Quando estamos na escola, todos os nossos sentidos são mobilizados pelas pessoas e coisas que nos rodeiam; o diferente predomina, é a novidade. Exploramos o mundo com todos os sentidos. Para aprender, expomo-nos ao mundo, recebendo as impressões que nos chegam pelos olhos, ouvidos, nariz, boca, por toda a pele. Tudo será perscrutado pelos sentidos. Não há comparação possível entre uma relação de corpo inteiro com o mundo todo e com um aplicativo acionado em uma tela de computador. Especialmente quando se trata de crianças. Não pensem que uma aula sobre qualquer matéria, por mais insípida que seja, deixará de ser tratada, primeiro pelos sentidos, depois pela percepção, em seguida pela imaginação. Qualquer que seja a disciplina, de forma alguma somente o pensamento lidará com ela. Pensamos com todos os sentidos, ouvimos com os sentidos, tanto quanto com o pensamento. O contato é rico, pele com pele, olho com olho, ouvido com ouvido. Entre nós e o mundo há um revestimento que corresponde a uma fronteira entre nós e o mundo. Sim, na aula à distância aquilo que nos transmite a tela do aparelho também será sentida por todos os sentidos, mas, o que é aquilo? Que pessoa é aquela? Poderão os feixes luminosos do smartphone substituir a humanidade do contato direto?
No cerne desta questão, nos deparamos, dias atrás, com uma notícia para lá de lamentável e desanimadora: Uma empresa americana, Magic Fitness, chega ao Brasil oferecendo duas mil vagas para profissionais de Educação Física que trabalham no mercado das academias. Aproveitando-se da atual conjuntura, e favorecida pelo fato de grande parte dos municípios do Brasil ainda manter a decisão acertada de proibirem a abertura das academias, a Magic Fitness acelera o processo de “Uberização da educação”, ou “Uberização do trabalho”, como afirma o sociólogo Ricardo Antunes que, aliás, antes mesmo do início da pandemia, já afirmava que estávamos vivendo uma era de escravidão digital. Neste contexto, a Magic Fitness, em parceria com a Gympass, oferece uma plataforma de aulas personalizadas à distância.
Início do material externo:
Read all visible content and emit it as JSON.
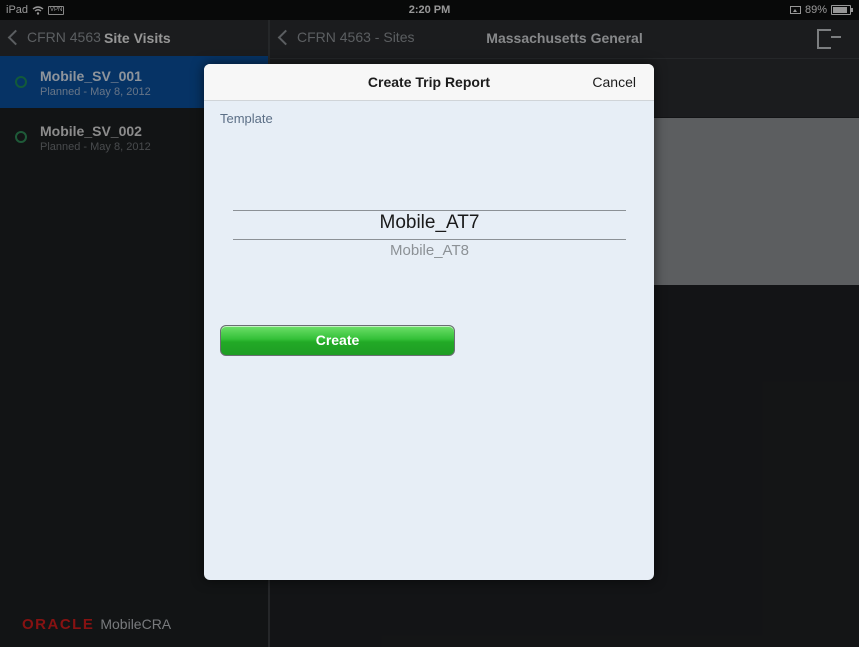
{
  "statusbar": {
    "device": "iPad",
    "vpn": "VPN",
    "time": "2:20 PM",
    "battery": "89%",
    "battery_level": 0.89
  },
  "master": {
    "back_label": "CFRN 4563",
    "title": "Site Visits",
    "visits": [
      {
        "name": "Mobile_SV_001",
        "sub": "Planned - May 8, 2012",
        "selected": true
      },
      {
        "name": "Mobile_SV_002",
        "sub": "Planned - May 8, 2012",
        "selected": false
      }
    ],
    "brand_oracle": "ORACLE",
    "brand_product": "MobileCRA"
  },
  "detail": {
    "back_label": "CFRN 4563 - Sites",
    "title": "Massachusetts General"
  },
  "modal": {
    "title": "Create Trip Report",
    "cancel_label": "Cancel",
    "template_label": "Template",
    "picker": {
      "selected": "Mobile_AT7",
      "next": "Mobile_AT8"
    },
    "create_label": "Create"
  },
  "colors": {
    "selection": "#0a4f9c",
    "create_button": "#2db531",
    "oracle_red": "#d01d1d"
  },
  "icons": [
    "wifi-icon",
    "battery-icon",
    "back-chevron-icon",
    "status-ring-icon",
    "exit-icon"
  ]
}
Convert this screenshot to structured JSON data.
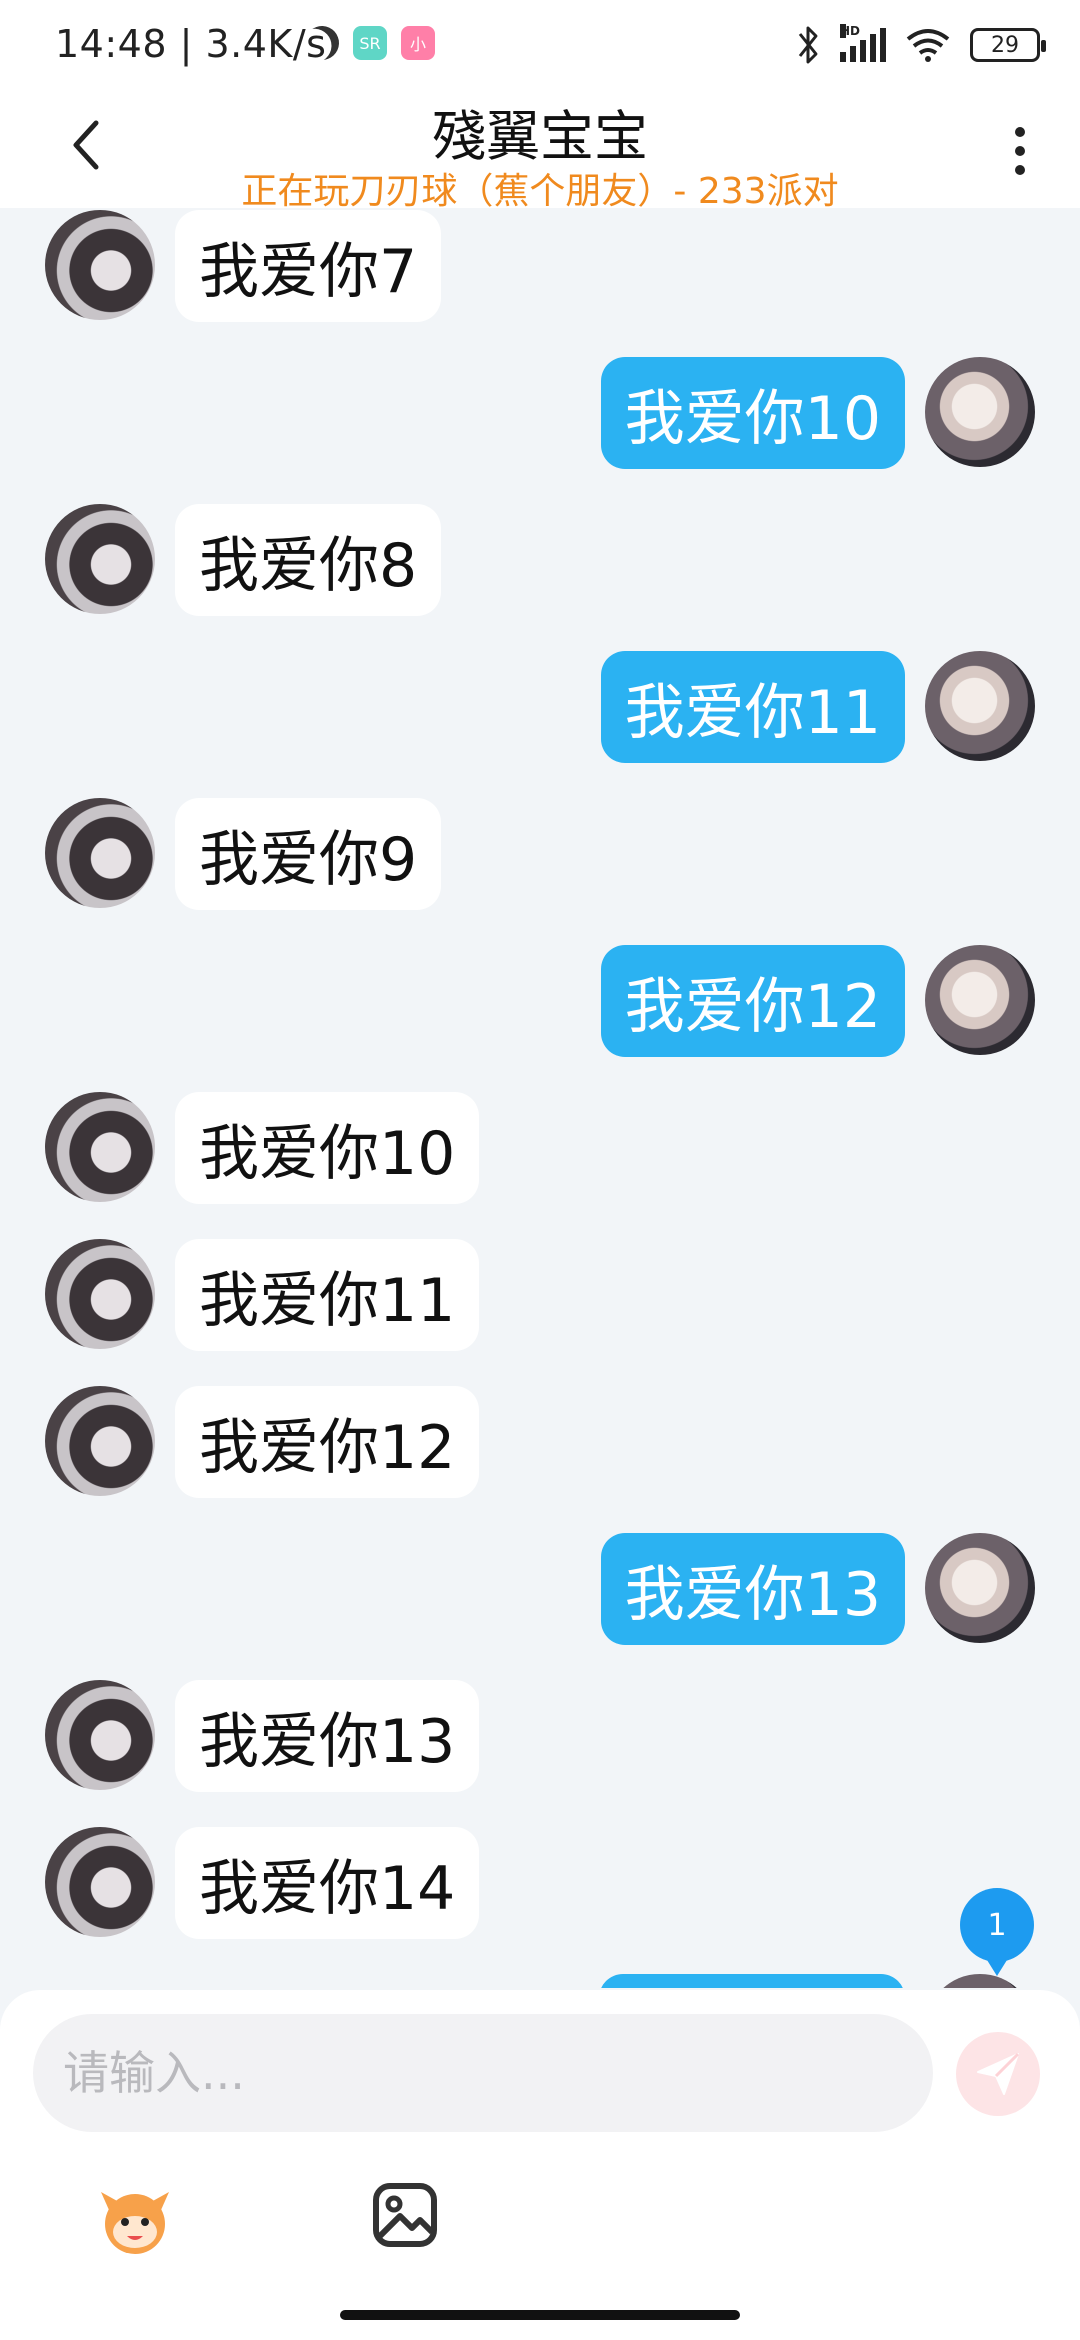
{
  "status_bar": {
    "time": "14:48 | 3.4K/s",
    "app_badges": [
      "SR",
      "小"
    ],
    "network_type": "HD",
    "battery": "29",
    "icons": [
      "moon-icon",
      "bluetooth-icon",
      "signal-icon",
      "wifi-icon",
      "battery-icon"
    ]
  },
  "header": {
    "title": "殘翼宝宝",
    "subtitle": "正在玩刀刃球（蕉个朋友）- 233派对",
    "back_icon": "chevron-left-icon",
    "more_icon": "more-vertical-icon"
  },
  "messages": [
    {
      "side": "in",
      "text": "我爱你7"
    },
    {
      "side": "out",
      "text": "我爱你10"
    },
    {
      "side": "in",
      "text": "我爱你8"
    },
    {
      "side": "out",
      "text": "我爱你11"
    },
    {
      "side": "in",
      "text": "我爱你9"
    },
    {
      "side": "out",
      "text": "我爱你12"
    },
    {
      "side": "in",
      "text": "我爱你10"
    },
    {
      "side": "in",
      "text": "我爱你11"
    },
    {
      "side": "in",
      "text": "我爱你12"
    },
    {
      "side": "out",
      "text": "我爱你13"
    },
    {
      "side": "in",
      "text": "我爱你13"
    },
    {
      "side": "in",
      "text": "我爱你14"
    },
    {
      "side": "out",
      "text": ""
    }
  ],
  "unread_count": "1",
  "composer": {
    "placeholder": "请输入...",
    "value": "",
    "send_icon": "send-icon",
    "tools": [
      "emoji-mascot-icon",
      "image-icon"
    ]
  },
  "colors": {
    "outgoing_bubble": "#2bb2f2",
    "incoming_bubble": "#ffffff",
    "subtitle": "#f08a1e",
    "chat_background": "#f2f5f8",
    "unread_badge": "#1d9bf0"
  }
}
Não bastassem as questões da precarização do trabalho (direitos trabalhistas e baixa remuneração), não podemos deixar de destacar o quanto perderemos (professores e alunos ou instrutores e clientes, como preferirem) no âmbito das relações humanas, como já apresentado no início deste texto.
Uma das virtudes reconhecidas das academias é o contato entre as pessoas. Trata-se de um ambiente de convivência. A proximidade entre os frequentadores de academias não é menos importante que os exercícios nos modernos aparelhos de exercitação. A “uberização” dos serviços de preparação física sugere substituir academias por telas de computadores. Mais um passo no empobrecimento de nossa já degradada relação humana.